Becca and Nick’s journey with Georgia and their son, AJ, has been so much more than the miles between Seoul and their Manila home. It’s been about finding — and at times fighting for — the best cancer treatment available for Georgia, “this little beautiful spark of life.”

And it was no easy path.

“As this process has taught us every step of the way, knowledge is power and we need help to overcome these challenges,” Becca observed on her blog, The Helping Georgia Fund. “We need to research all our options and we need to do it sooner rather than later.

“…All any parent wants is to make the right decision for their child. We don’t ever want to look back and have any regrets about our decisions and so the only way we can do that is to find out as much as possible, and keep asking questions. We know we can’t just take the first opinion that we are given. We have to ask for a second and third opinion. We have to get this right for little G.”
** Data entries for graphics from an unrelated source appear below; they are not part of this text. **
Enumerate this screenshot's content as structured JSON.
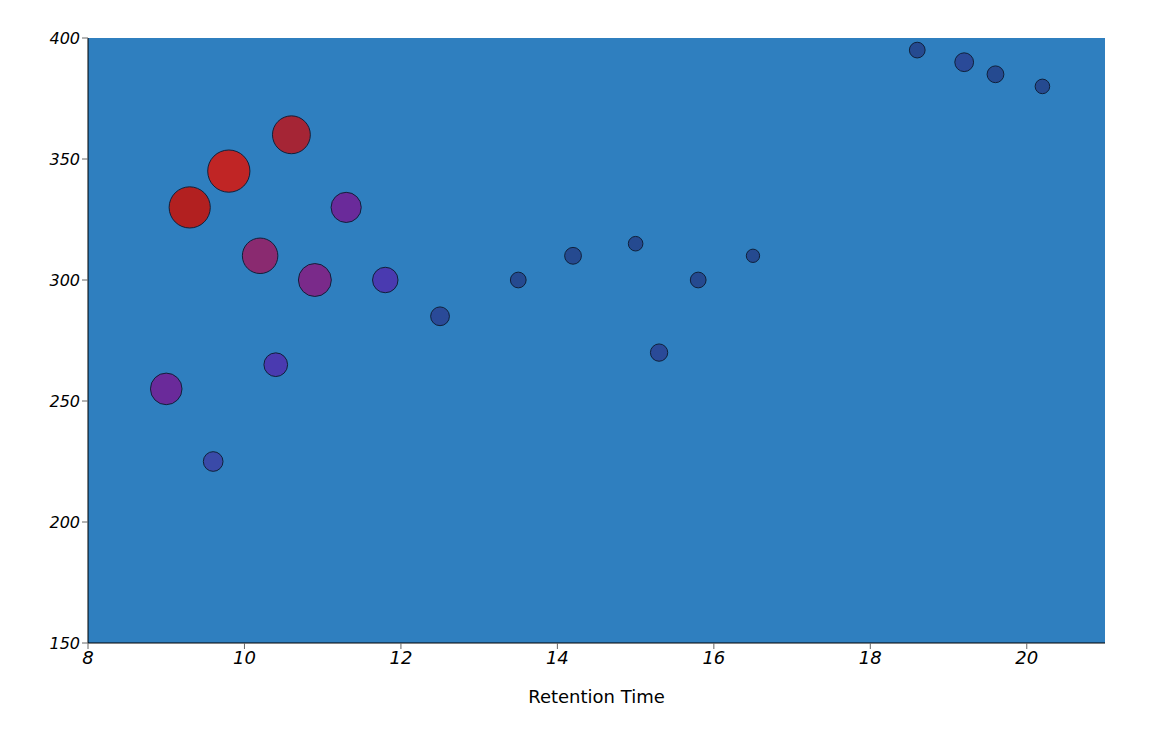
{
  "chart_data": {
    "type": "scatter",
    "x_label": "Retention Time",
    "xlim": [
      8,
      21
    ],
    "xticks": [
      8,
      10,
      12,
      14,
      16,
      18,
      20
    ],
    "ylim": [
      150,
      400
    ],
    "yticks": [
      150,
      200,
      250,
      300,
      350,
      400
    ],
    "grid": false,
    "x": [
      9.0,
      9.3,
      9.8,
      10.2,
      10.6,
      10.9,
      11.3,
      11.8,
      9.6,
      10.4,
      12.5,
      13.5,
      14.2,
      15.0,
      15.8,
      16.5,
      15.3,
      18.6,
      19.2,
      19.6,
      20.2
    ],
    "values": [
      255,
      330,
      345,
      310,
      360,
      300,
      330,
      300,
      225,
      265,
      285,
      300,
      310,
      315,
      300,
      310,
      270,
      395,
      390,
      385,
      380
    ],
    "intensity": [
      55,
      95,
      100,
      70,
      80,
      60,
      50,
      35,
      20,
      30,
      18,
      12,
      14,
      10,
      12,
      8,
      15,
      12,
      18,
      14,
      10
    ],
    "colors": [
      "#6a2a9a",
      "#b22020",
      "#c02525",
      "#8a2a70",
      "#a52535",
      "#7a2a8a",
      "#6a2a9a",
      "#4a3ab0",
      "#3a4aa8",
      "#4a3ab0",
      "#2a4a98",
      "#254a90",
      "#254a90",
      "#254a90",
      "#254a90",
      "#254a90",
      "#2a4a98",
      "#254a90",
      "#2a4a98",
      "#254a90",
      "#254a90"
    ]
  }
}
When they first diagnosed Georgia with a rare Ewing’s sarcoma, physicians at St. Luke’s Medical Center predicted a 20 percent chance of survival. At their recommendation, Becca and Nick moved quickly to get Georgia on an intense regimen of chemotherapy and experimental P53 gene therapy. This combination therapy would prove to be fairly successful at shrinking the sarcoma.
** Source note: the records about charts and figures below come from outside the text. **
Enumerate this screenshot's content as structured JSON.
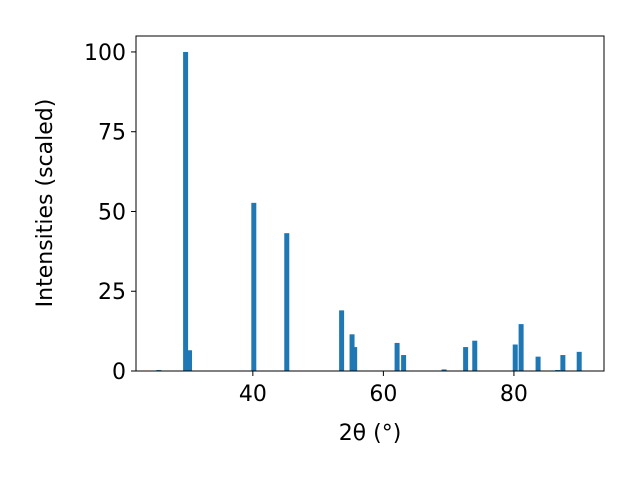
{
  "chart_data": {
    "type": "bar",
    "xlabel": "2θ (°)",
    "ylabel": "Intensities (scaled)",
    "x": [
      25.6,
      29.7,
      30.3,
      40.15,
      45.2,
      53.6,
      55.2,
      55.6,
      62.1,
      63.1,
      69.3,
      72.6,
      74.0,
      80.2,
      81.1,
      83.7,
      86.7,
      87.5,
      90.0
    ],
    "values": [
      0.3,
      100,
      6.5,
      52.7,
      43.2,
      19,
      11.5,
      7.5,
      8.8,
      5,
      0.5,
      7.5,
      9.5,
      8.3,
      14.7,
      4.5,
      0.3,
      5,
      6
    ],
    "color": "#1f77b4",
    "xlim": [
      22.1,
      93.8
    ],
    "ylim": [
      0,
      105
    ],
    "xticks": [
      40,
      60,
      80
    ],
    "yticks": [
      0,
      25,
      50,
      75,
      100
    ],
    "grid": false
  }
}
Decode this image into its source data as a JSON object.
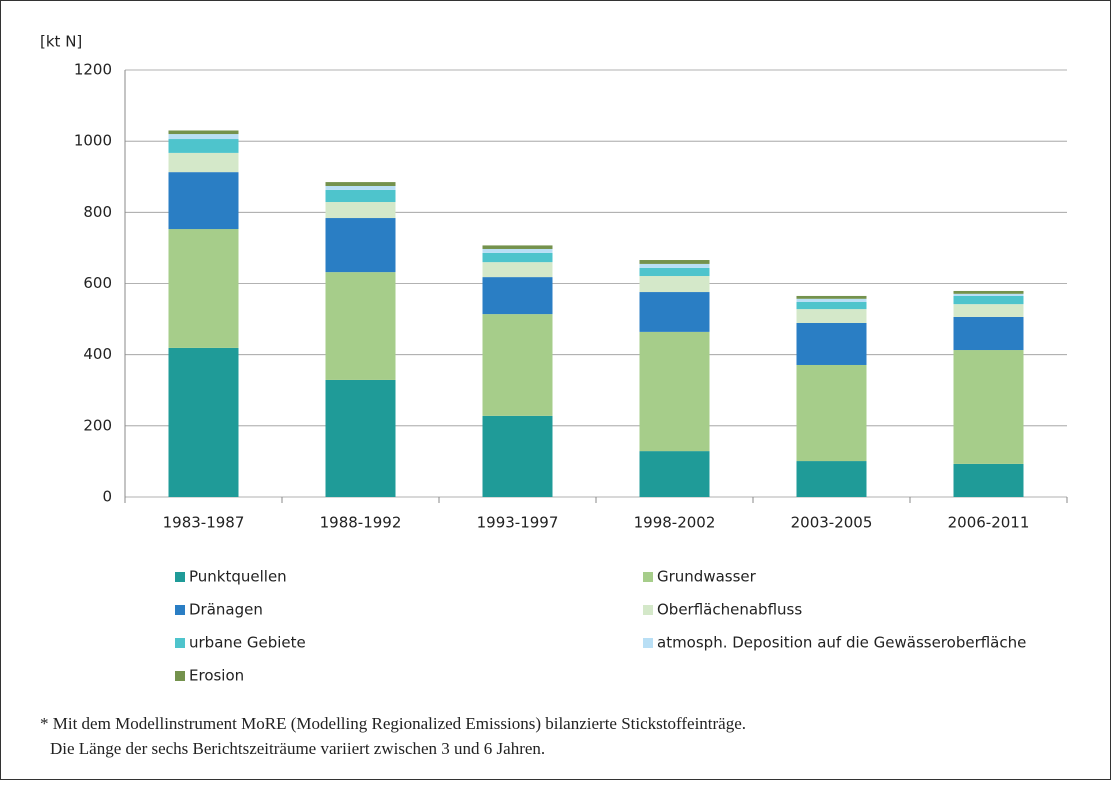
{
  "chart_data": {
    "type": "stacked_bar",
    "y_label": "[kt N]",
    "categories": [
      "1983-1987",
      "1988-1992",
      "1993-1997",
      "1998-2002",
      "2003-2005",
      "2006-2011"
    ],
    "series": [
      {
        "name": "Punktquellen",
        "color": "#1f9b98",
        "values": [
          419,
          329,
          228,
          129,
          101,
          93
        ]
      },
      {
        "name": "Grundwasser",
        "color": "#a6cd8a",
        "values": [
          334,
          303,
          286,
          335,
          270,
          320
        ]
      },
      {
        "name": "Dränagen",
        "color": "#2a7ec4",
        "values": [
          160,
          152,
          104,
          112,
          118,
          93
        ]
      },
      {
        "name": "Oberflächenabfluss",
        "color": "#d4e8c9",
        "values": [
          54,
          45,
          42,
          45,
          39,
          36
        ]
      },
      {
        "name": "urbane Gebiete",
        "color": "#4ec4cc",
        "values": [
          39,
          34,
          26,
          23,
          20,
          23
        ]
      },
      {
        "name": "atmosph. Deposition auf die Gewässeroberfläche",
        "color": "#b9dff5",
        "values": [
          14,
          11,
          11,
          11,
          9,
          6
        ]
      },
      {
        "name": "Erosion",
        "color": "#74924d",
        "values": [
          10,
          11,
          10,
          11,
          8,
          8
        ]
      }
    ],
    "ylim": [
      0,
      1200
    ],
    "yticks": [
      0,
      200,
      400,
      600,
      800,
      1000,
      1200
    ],
    "grid": true,
    "note": [
      "* Mit dem Modellinstrument MoRE (Modelling Regionalized Emissions) bilanzierte Stickstoffeinträge.",
      "Die Länge der sechs Berichtszeiträume variiert zwischen 3 und 6 Jahren."
    ]
  }
}
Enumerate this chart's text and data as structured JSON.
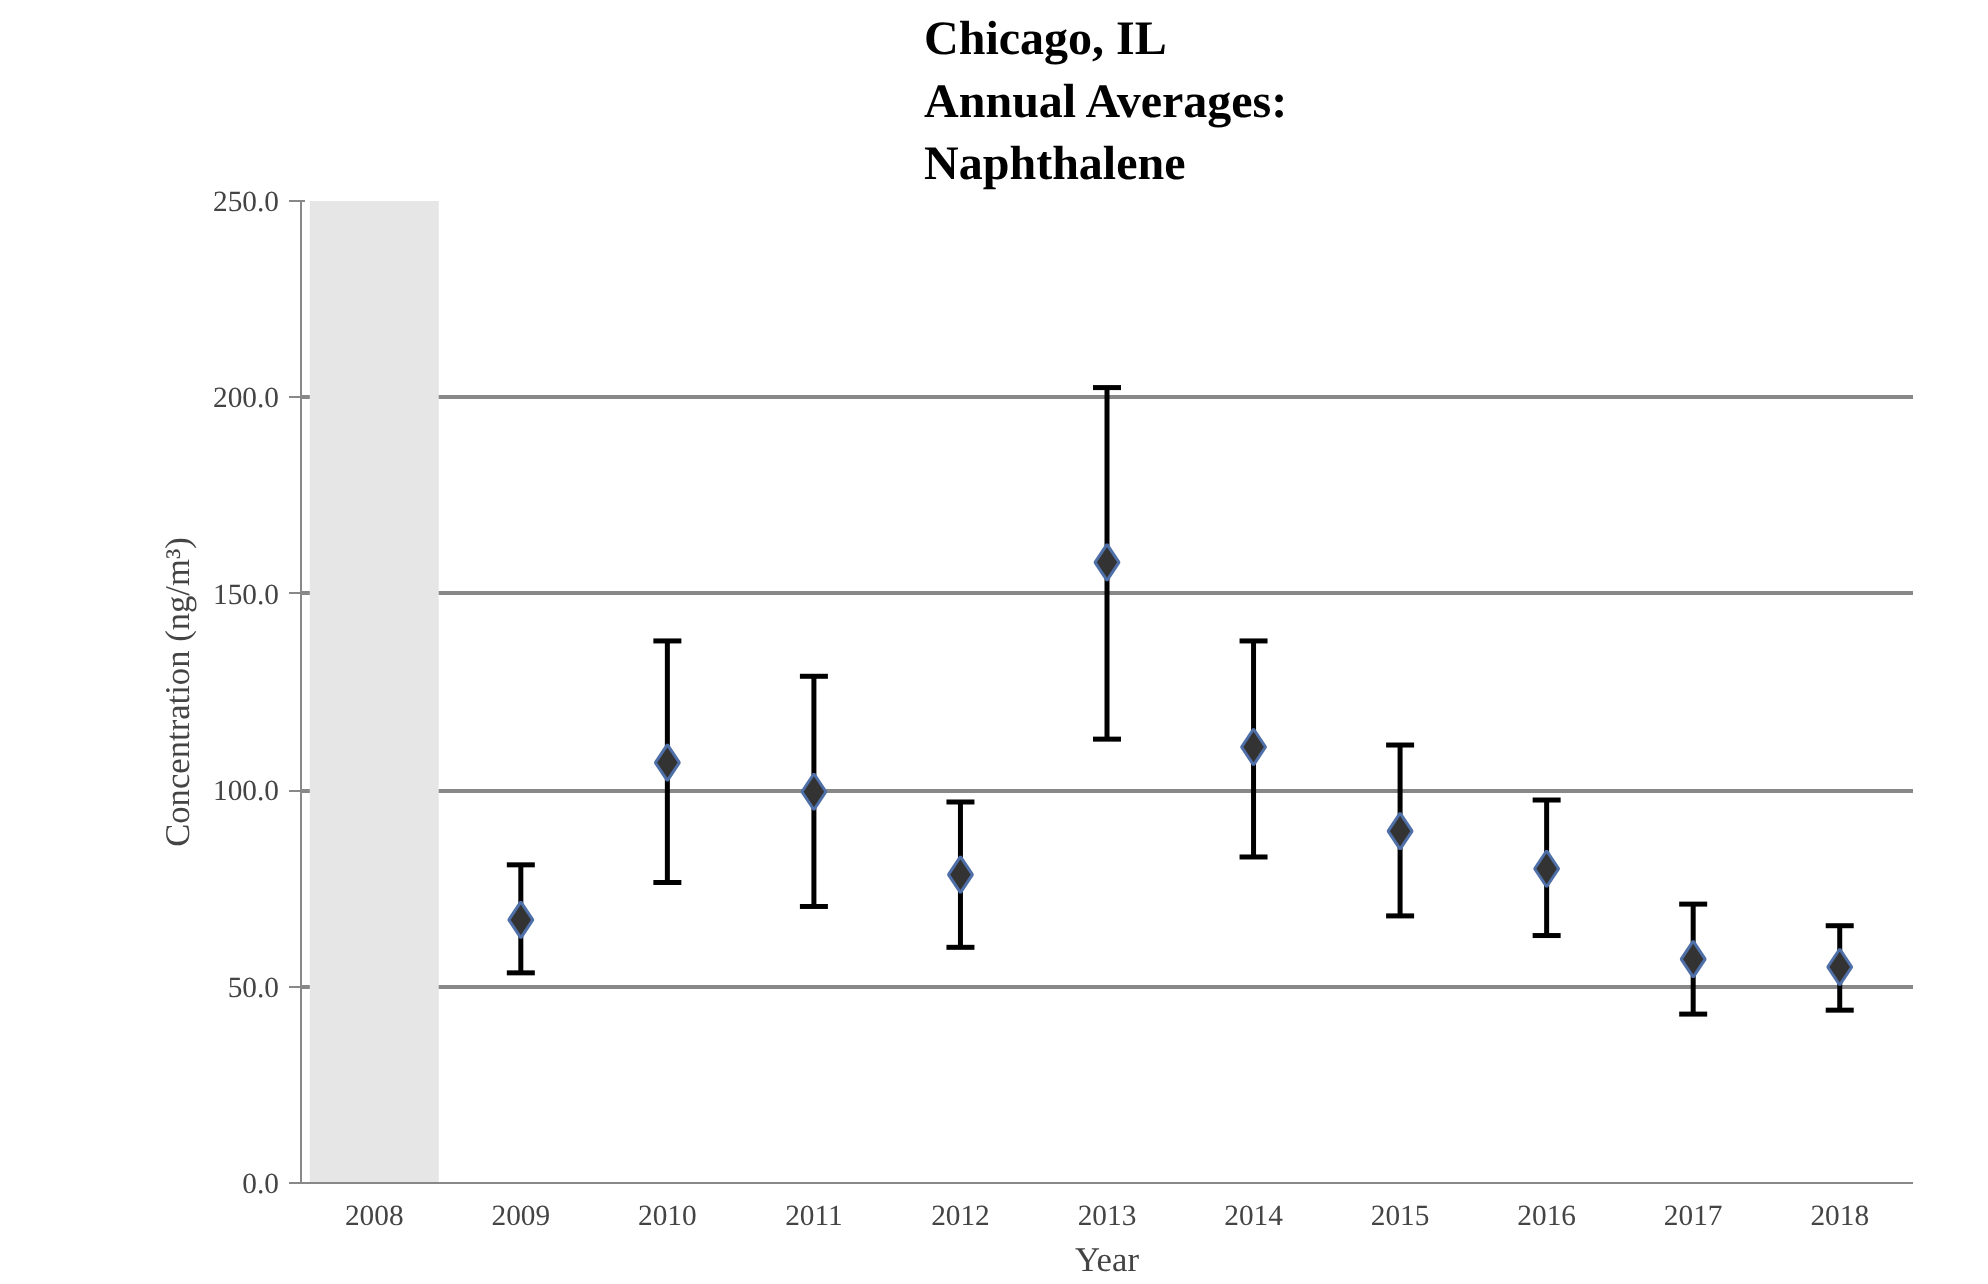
{
  "chart_data": {
    "type": "scatter",
    "title": "Chicago, IL\nAnnual Averages:\nNaphthalene",
    "xlabel": "Year",
    "ylabel": "Concentration (ng/m³)",
    "categories": [
      "2008",
      "2009",
      "2010",
      "2011",
      "2012",
      "2013",
      "2014",
      "2015",
      "2016",
      "2017",
      "2018"
    ],
    "series": [
      {
        "color": "#333333",
        "values": [
          null,
          67,
          107,
          99.6,
          78.5,
          158,
          111,
          89.6,
          80,
          57,
          55
        ],
        "errors": [
          null,
          [
            53.5,
            81
          ],
          [
            76.5,
            138
          ],
          [
            70.4,
            129
          ],
          [
            60,
            97
          ],
          [
            113,
            202.5
          ],
          [
            83,
            138
          ],
          [
            68,
            111.5
          ],
          [
            63,
            97.5
          ],
          [
            43,
            71
          ],
          [
            44,
            65.5
          ]
        ]
      }
    ],
    "ylim": [
      0,
      250
    ],
    "yticks": [
      {
        "value": 0,
        "label": "0.0"
      },
      {
        "value": 50,
        "label": "50.0"
      },
      {
        "value": 100,
        "label": "100.0"
      },
      {
        "value": 150,
        "label": "150.0"
      },
      {
        "value": 200,
        "label": "200.0"
      },
      {
        "value": 250,
        "label": "250.0"
      }
    ],
    "bands": [
      {
        "axis": "x",
        "from": "2008",
        "to": "2008",
        "color": "#e6e6e6"
      }
    ],
    "grid": "y",
    "marker": "diamond"
  }
}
In August, about seven weeks into Georgia’s therapy, Becca and Nick were surprised to find a new person added to her medical team: a radiation oncologist. Up until then, surgical removal of Georgia’s spinal tumor was likely to occur in early October, following completion of a sixth round of chemotherapy. The medical team no longer supported surgery. The tumor was just too close to the spine.

“Our heads are now spinning,” Becca wrote on her blog that day. “It was explained to us that if the tumor has shrunk and is small enough the best option is to do SRS, which is Stereotactic Radiosurgery. This is like surgery but without a knife; it is known as ‘cyberknife.’ A laser beam is used via a CT scan from outside of the body and it puts a high dose of radiation into the tumor. It is an effective and fairly precise way to treat spinal tumors if they are relatively compact and not too large.

“So here is the problem: What if her tumor is too big to treat using SRS? We don’t want to do traditional radiation as that goes through the body killing anything in its path. We have to find the most precise method of radiation to treat G’s tumor with the minimum damage to the surrounding vital organs.

“I have been trying to research Proton Therapy (not easy unless G decides to have a sleep). This is also an external beam that delivers a high dose to kill the cancerous tissue without damaging the surrounding healthy tissues. The difference from SRS is that it can be given over a longer period of time in small doses and is used to treat bigger tumors.

“The problem is that there are only a few countries that offer Proton Therapy and that does not include the Philippines or the UK [where Becca and Nick’s families live]. If you have insurance or are an NHS patient, Proton Therapy is covered, but of course we have neither. We have not researched the cost yet but a figure of 120,000 pounds was mentioned and that is the treatment only. You also have the cost of travel and staying in the country for six weeks.

“The other problem is that we won’t know what size the tumor is until October and then we have to act fast and of course have a plan in place.

“The radiologist also mentioned today that she has used SRS for brain tumors and that the treatment has been used here at St. Luke’s for two years. But she has not used SRS on a spinal tumor on a pediatric patient before; Georgia will be her first time.

“Everything that I am reading about centers that offer Proton Therapy, these procedures have been done many times before.”